Hexabundles essentially remove the need for microlens arrays in integral field spectroscopy, and can be integrated into existing systems using a conventional, low tension fibre positioner. They are ideal for wide-field ELT science. They will allow much more detailed investigation of the galaxy environments.
SAMI was built for the AAT as a demonstrator for 61-fibre-core hexabundles, and now is undertaking the [[http://sami-survey.org||SAMI Galaxy Survey[[ – the largest IFU survey in the world of nearby (z<0.12) galaxies. The SAMI Galaxy Survey targets key galaxy evolution questions, including how mass and angular momentum build up in galaxies, feedback mechanisms including quenching of star formation by outflows/winds or AGN activity, and the role of the environment in galaxy evolution through the morphology-density and SFR-density relations. The success of SAMI has lead to duplication of this idea by the USA in an instrument called MANGA. Furthermore, the next generation version of SAMI, called HECTOR, will be realised within the next ~5 years. It will incorporate new small replicable spectrographs (possibly photonic spectrographs) with new hexabundle designs and the latest in fibre positioning technology, to create an IFU with a multiplex of up to 100 hexabundles, leading to potentially a 100,000 galaxy survey – an order of magnitude larger than any IFU survey that will have been done.
The hydroxyl radical is a molecule that exists in the Earths atmosphere. However, hydroxyl emission lines account for a vast majority (approximately 98%) of the near IR (NIR) background in the night sky over the wavelength range 0.9-2.0 mm: right across the J and H infrared bands where many optical and infrared telescopes operate. The hydroxyl is produced from a reaction between ozone and hydrogen at high altitudes (~87 kilometres). The emission results from the vibrational decay of the excited OH molecule.
Detection of emission lines (such as H-alpha for measurements of star formation rates) in high redshift galaxies is limited in the NIR by the OH emission - 1000 times brighter than in the optical bands. Solving the NIR sky background problem is a critical challenge for high redshift astronomy. The background cannot be subtracted as it is highly variable and the contaminating lines scatter in the spectrograph, adding contamination between the OH lines, and therefore need to be blocked before entering the spectrograph.
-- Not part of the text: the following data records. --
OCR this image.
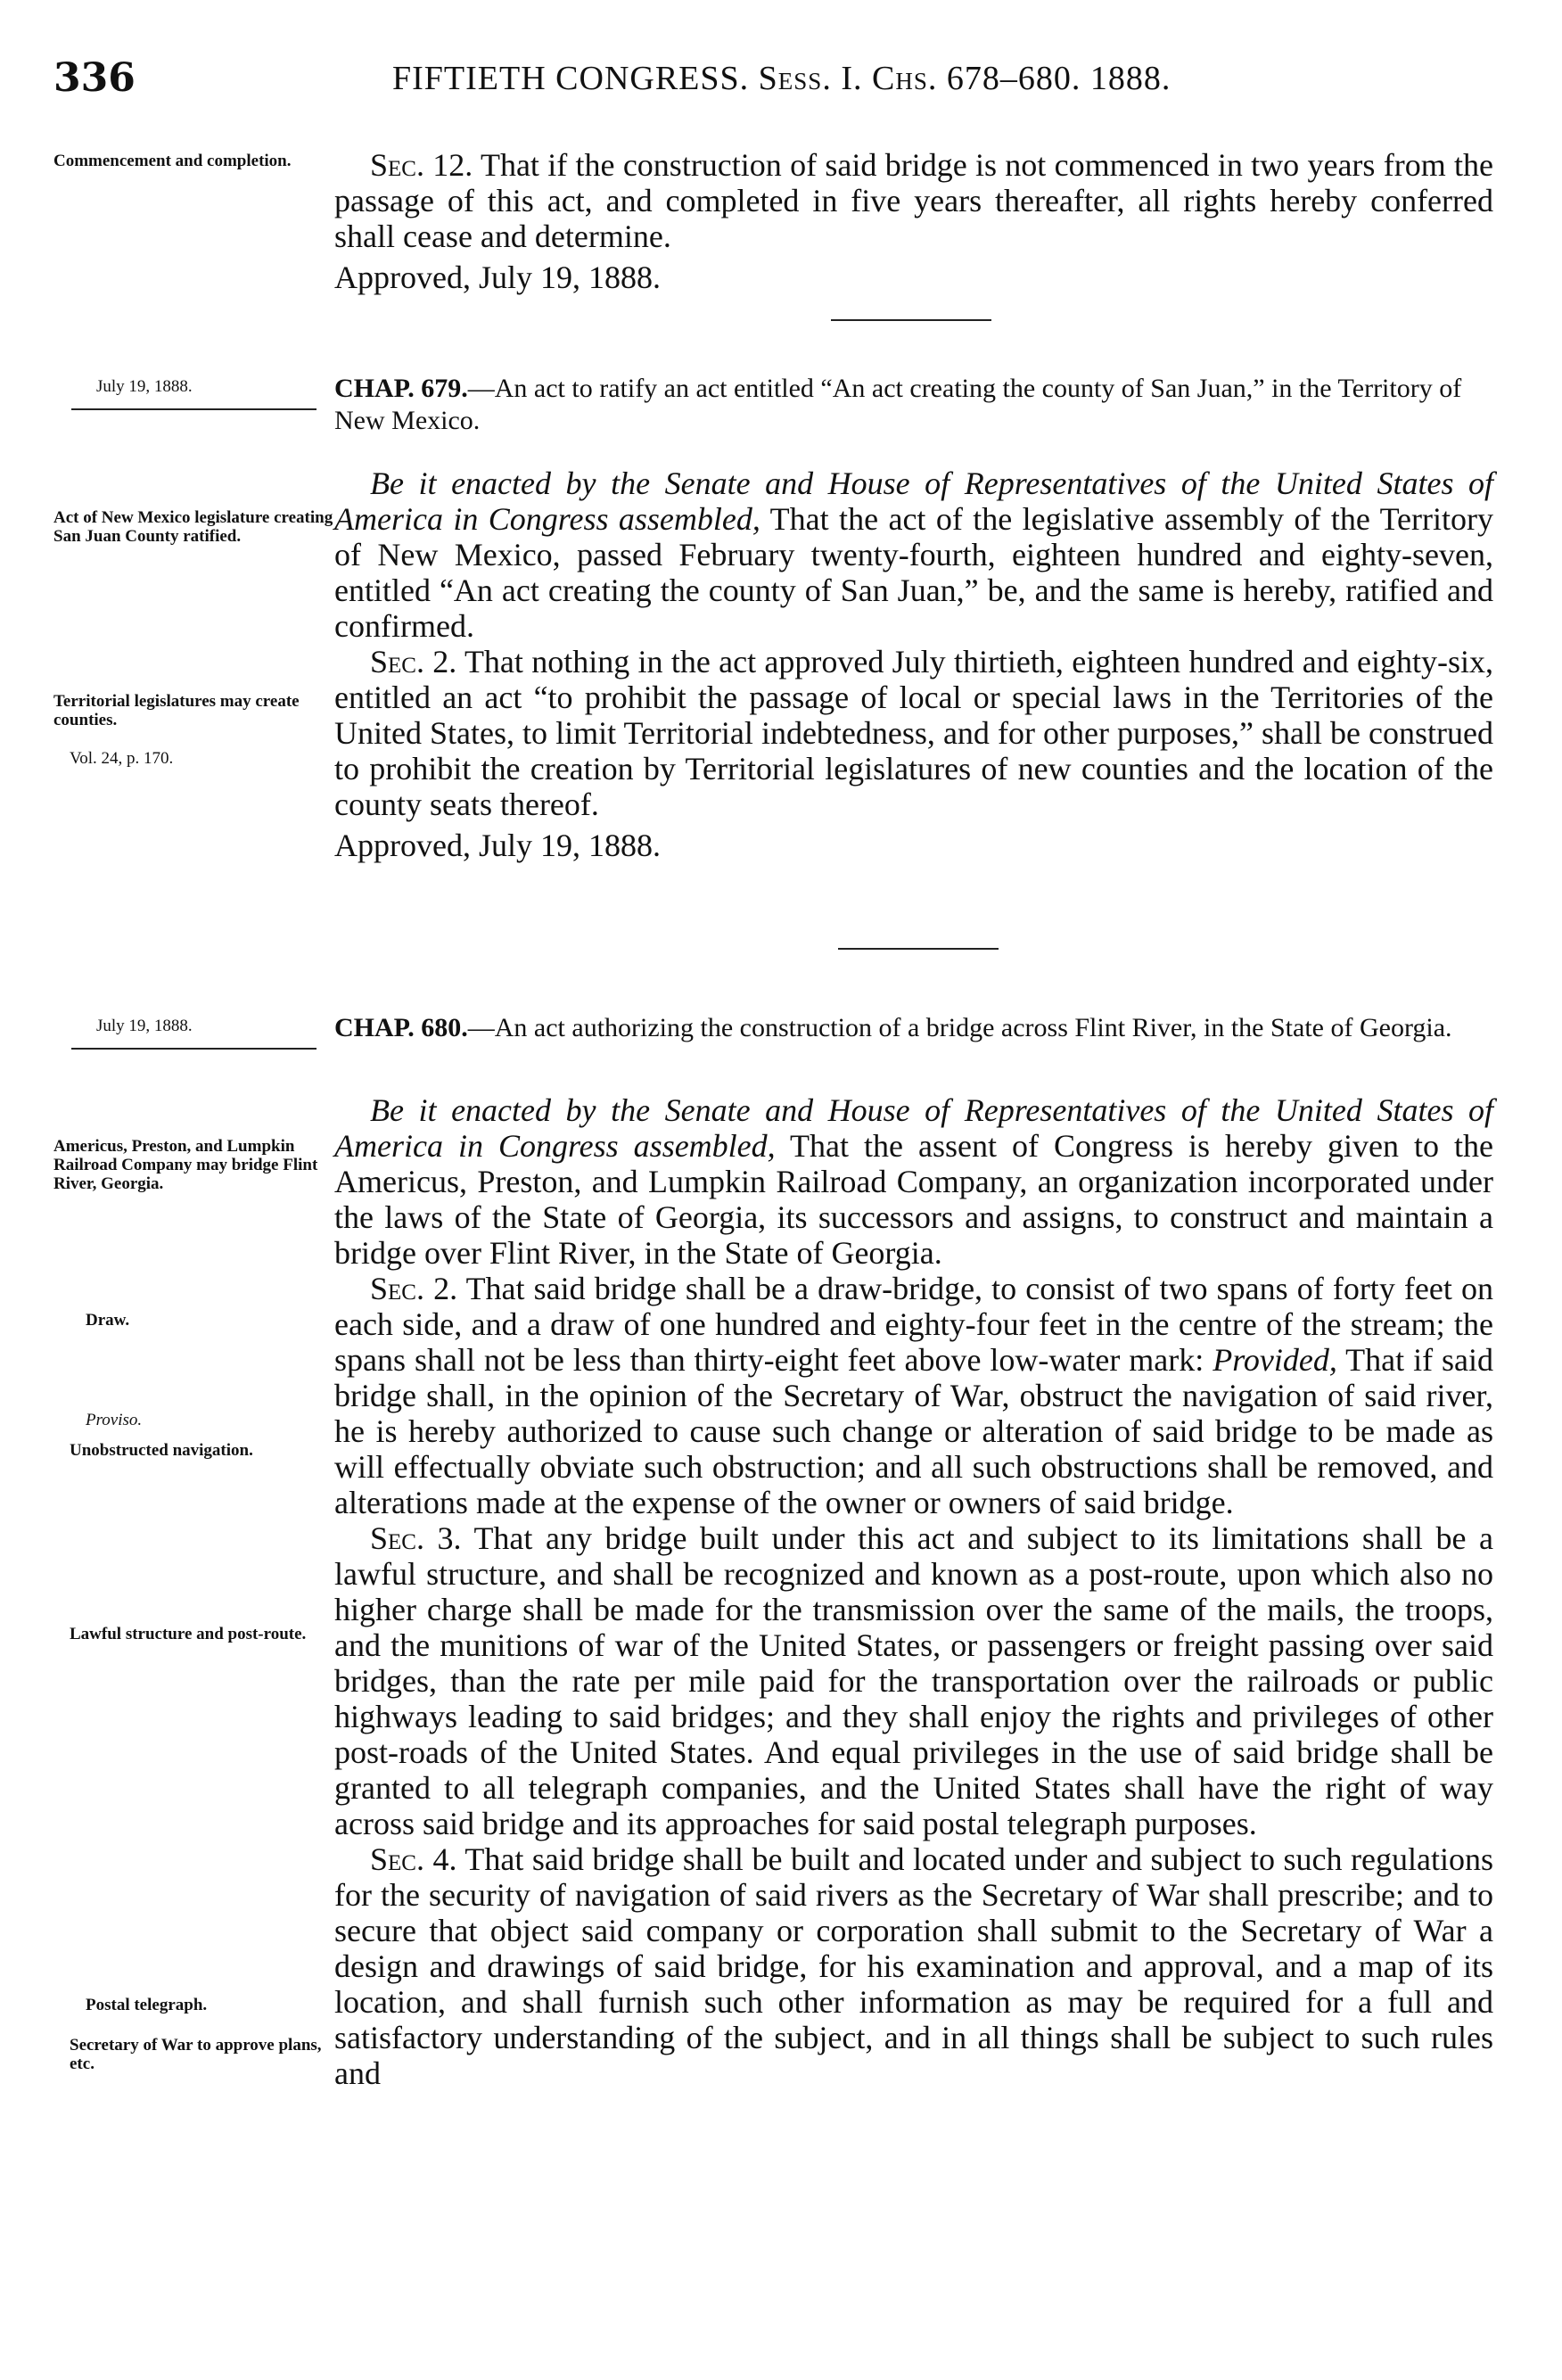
336	FIFTIETH CONGRESS. Sess. I. Chs. 678–680. 1888.
Commencement and completion.	Sec. 12. That if the construction of said bridge is not commenced in two years from the passage of this act, and completed in five years thereafter, all rights hereby conferred shall cease and determine.

Approved, July 19, 1888.

July 19, 1888.	CHAP. 679.—An act to ratify an act entitled “An act creating the county of San Juan,” in the Territory of New Mexico.
Act of New Mexico legislature creating San Juan County ratified.
Territorial legislatures may create counties.
Vol. 24, p. 170.

Be it enacted by the Senate and House of Representatives of the United States of America in Congress assembled, That the act of the legislative assembly of the Territory of New Mexico, passed February twenty-fourth, eighteen hundred and eighty-seven, entitled “An act creating the county of San Juan,” be, and the same is hereby, ratified and confirmed.

Sec. 2. That nothing in the act approved July thirtieth, eighteen hundred and eighty-six, entitled an act “to prohibit the passage of local or special laws in the Territories of the United States, to limit Territorial indebtedness, and for other purposes,” shall be construed to prohibit the creation by Territorial legislatures of new counties and the location of the county seats thereof.

Approved, July 19, 1888.

July 19, 1888.	CHAP. 680.—An act authorizing the construction of a bridge across Flint River, in the State of Georgia.
Americus, Preston, and Lumpkin Railroad Company may bridge Flint River, Georgia.
Draw.
Proviso.
Unobstructed navigation.
Lawful structure and post-route.
Postal telegraph.
Secretary of War to approve plans, etc.

Be it enacted by the Senate and House of Representatives of the United States of America in Congress assembled, That the assent of Congress is hereby given to the Americus, Preston, and Lumpkin Railroad Company, an organization incorporated under the laws of the State of Georgia, its successors and assigns, to construct and maintain a bridge over Flint River, in the State of Georgia.

Sec. 2. That said bridge shall be a draw-bridge, to consist of two spans of forty feet on each side, and a draw of one hundred and eighty-four feet in the centre of the stream; the spans shall not be less than thirty-eight feet above low-water mark: Provided, That if said bridge shall, in the opinion of the Secretary of War, obstruct the navigation of said river, he is hereby authorized to cause such change or alteration of said bridge to be made as will effectually obviate such obstruction; and all such obstructions shall be removed, and alterations made at the expense of the owner or owners of said bridge.

Sec. 3. That any bridge built under this act and subject to its limitations shall be a lawful structure, and shall be recognized and known as a post-route, upon which also no higher charge shall be made for the transmission over the same of the mails, the troops, and the munitions of war of the United States, or passengers or freight passing over said bridges, than the rate per mile paid for the transportation over the railroads or public highways leading to said bridges; and they shall enjoy the rights and privileges of other post-roads of the United States. And equal privileges in the use of said bridge shall be granted to all telegraph companies, and the United States shall have the right of way across said bridge and its approaches for said postal telegraph purposes.

Sec. 4. That said bridge shall be built and located under and subject to such regulations for the security of navigation of said rivers as the Secretary of War shall prescribe; and to secure that object said company or corporation shall submit to the Secretary of War a design and drawings of said bridge, for his examination and approval, and a map of its location, and shall furnish such other information as may be required for a full and satisfactory understanding of the subject, and in all things shall be subject to such rules and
A novel astrophotonic solution came from combining fibre Bragg gratings and photonic lanterns into the GNOSIS instrument – an H-band feed for the NIR IRIS2 instrument on the AAT. GNOSIS has the advantage of photonically-filtering OH sky lines, but still maintaining the light-collecting advantage of multi-mode fibres. A successor to GNOSIS on the AAT, called PRAXIS, will extend this technology to include the J-band. This will leave a background continuum in the H and J-bands that is close to that seen in the optical, which allows the detection of emission lines from faint high redshift galaxies, opening up a host of galaxy evolution studies not previously possible from the ground.
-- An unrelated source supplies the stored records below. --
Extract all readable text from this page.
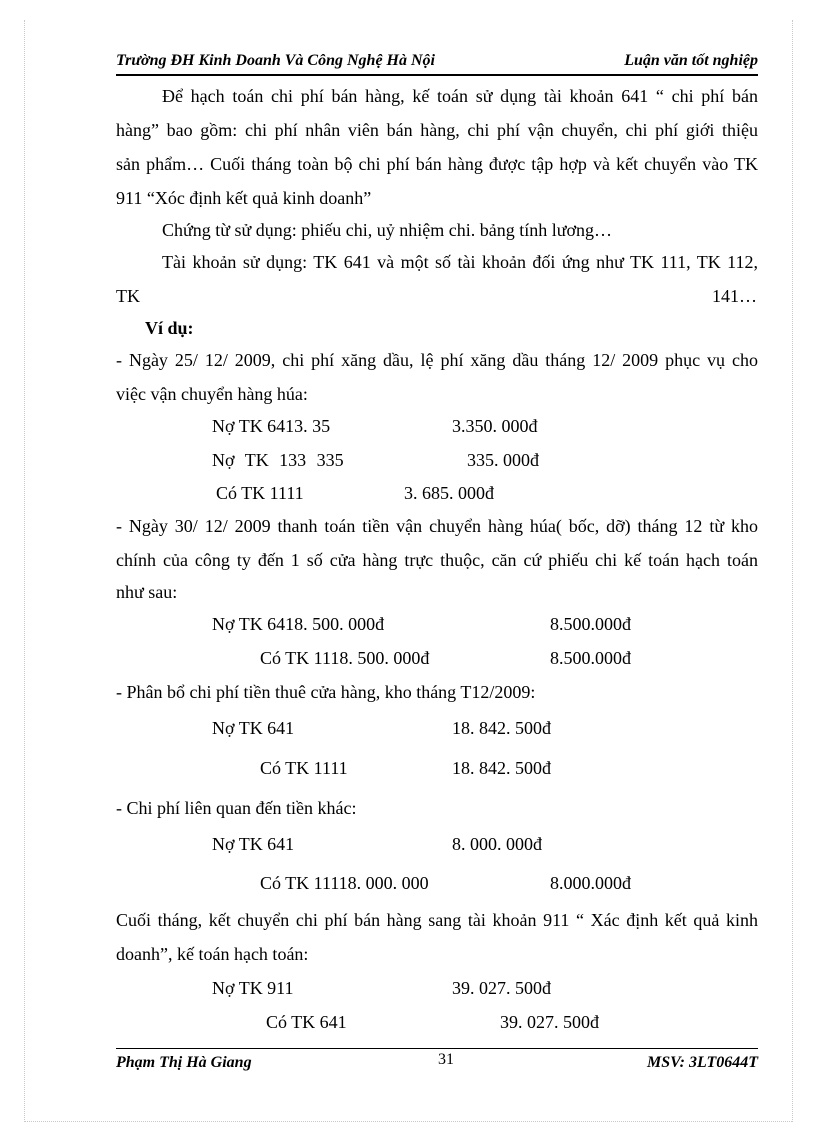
Trường ĐH Kinh Doanh Và Công Nghệ Hà Nội	Luận văn tốt nghiệp
Để hạch toán chi phí bán hàng, kế toán sử dụng tài khoản 641 “ chi phí bán
hàng” bao gồm: chi phí nhân viên bán hàng, chi phí vận chuyển, chi phí giới thiệu
sản phẩm… Cuối tháng toàn bộ chi phí bán hàng được tập hợp và kết chuyển vào TK
911 “Xóc định kết quả kinh doanh”
Chứng từ sử dụng: phiếu chi, uỷ nhiệm chi. bảng tính lương…
Tài khoản sử dụng: TK 641 và một số tài khoản đối ứng như TK 111, TK 112,
TK	141…
Ví dụ:
- Ngày 25/ 12/ 2009, chi phí xăng dầu, lệ phí xăng dầu tháng 12/ 2009 phục vụ cho
việc vận chuyển hàng húa:
Nợ TK 6413. 35	3.350. 000đ
Nợ TK 133 335	335. 000đ
Có TK 1111	3. 685. 000đ
- Ngày 30/ 12/ 2009 thanh toán tiền vận chuyển hàng húa( bốc, dỡ) tháng 12 từ kho
chính của công ty đến 1 số cửa hàng trực thuộc, căn cứ phiếu chi kế toán hạch toán
như sau:
Nợ TK 6418. 500. 000đ	8.500.000đ
Có TK 1118. 500. 000đ	8.500.000đ
- Phân bổ chi phí tiền thuê cửa hàng, kho tháng T12/2009:
Nợ TK 641	18. 842. 500đ
Có TK 1111	18. 842. 500đ
- Chi phí liên quan đến tiền khác:
Nợ TK 641	8. 000. 000đ
Có TK 11118. 000. 000	8.000.000đ
Cuối tháng, kết chuyển chi phí bán hàng sang tài khoản 911 “ Xác định kết quả kinh
doanh”, kế toán hạch toán:
Nợ TK 911	39. 027. 500đ
Có TK 641	39. 027. 500đ
Phạm Thị Hà Giang	31	MSV: 3LT0644T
In addition, within the next decade, observations will be obtained through the TAIPAN survey of galaxies out to z ~1, enabled by the TAIPAN instrument (populated with hundreds of Starbugs) on the UKST. These observations will yield new insights into galaxy formation and evolution, as well as cosmology (through constraints on H0).
Interferometry is the technique of using an array of telescopes in conjunction to observe and determine the location of an object. Better optical fibres and optical circuitry will enable a greater efficiency in interpolating data collected.
Some astrophotonics technology is being incorporated in micro-satellites.